I read rows from a file (let's call it customers
) and publish them to an Event Hub. Each row contains a customer_id
and some data. The same customer may appear several times in the file. So I want to use customer_id
as the partition key to guarantee that ordering is preserved for the same customer, while still sending messages in batches for performance reasons. Seems easy enough...
So, you can set partition on messages or batches using
var opts = new SendEventOptions() {
PartitionKey = customer.CustomerId
};
client.SendAsync(messages, opts);
But this will set the partition key on the batch itself and that will make all messages in the batch having the same key
Is it even possible to set partition key on each message and still use batches in a sane way? Preferably I would like to set the key on each message and then just add them to a batch and send it.
I'm using the Azure.Messaging.EventHubs
namespace and C#.
CodePudding user response:
Unfortunately, what you're looking to do is not possible. The Event Hubs service requires that all events in a batch be assigned the same partition key.

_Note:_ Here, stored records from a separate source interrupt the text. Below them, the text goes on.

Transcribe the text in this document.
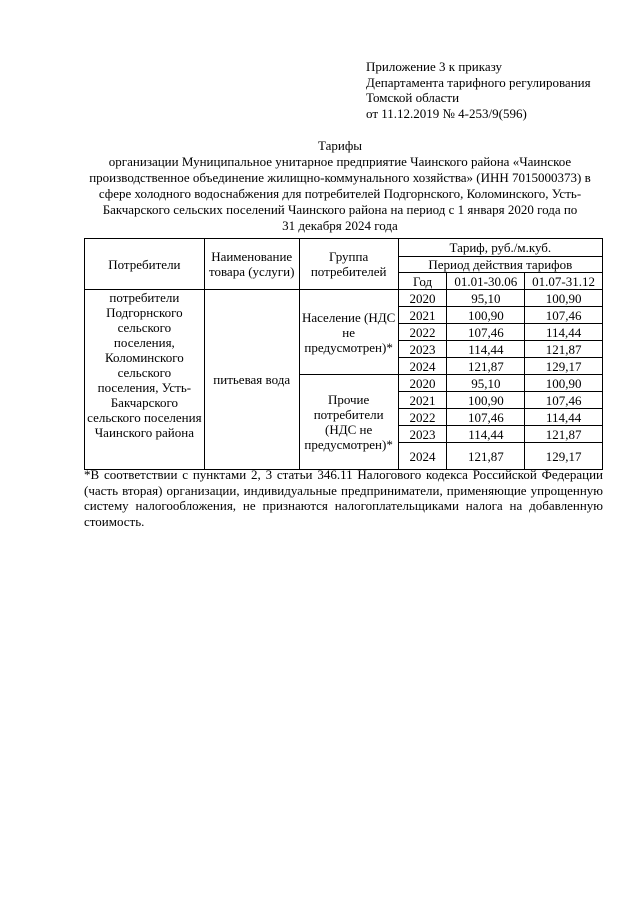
Приложение 3 к приказу
Департамента тарифного регулирования
Томской области
от 11.12.2019 № 4-253/9(596)
Тарифы
организации Муниципальное унитарное предприятие Чаинского района «Чаинское
производственное объединение жилищно-коммунального хозяйства» (ИНН 7015000373) в
сфере холодного водоснабжения для потребителей Подгорнского, Коломинского, Усть-
Бакчарского сельских поселений Чаинского района на период с 1 января 2020 года по
31 декабря 2024 года
Потребители	Наименование товара (услуги)	Группа потребителей	Тариф, руб./м.куб.		
			Период действия тарифов		
			Год	01.01-30.06	01.07-31.12
потребители Подгорнского сельского поселения, Коломинского сельского поселения, Усть-Бакчарского сельского поселения Чаинского района	питьевая вода	Население (НДС не предусмотрен)*	2020	95,10	100,90
			2021	100,90	107,46
			2022	107,46	114,44
			2023	114,44	121,87
			2024	121,87	129,17
		Прочие потребители (НДС не предусмотрен)*	2020	95,10	100,90
			2021	100,90	107,46
			2022	107,46	114,44
			2023	114,44	121,87
			2024	121,87	129,17
*В соответствии с пунктами 2, 3 статьи 346.11 Налогового кодекса Российской Федерации (часть вторая) организации, индивидуальные предприниматели, применяющие упрощенную систему налогообложения, не признаются налогоплательщиками налога на добавленную стоимость.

Your best bet using partition keys would be to build a batch for each partition key that you're using and add to them as you process, sending when full or some flush threshold has elapsed.
Alternatively, you could assign each customer identifier to a specific partition and then build a batch per partition with the approach described above. This would be more efficient, as you'd have a smaller number of batches to manage and would likely be filling each batch more quickly.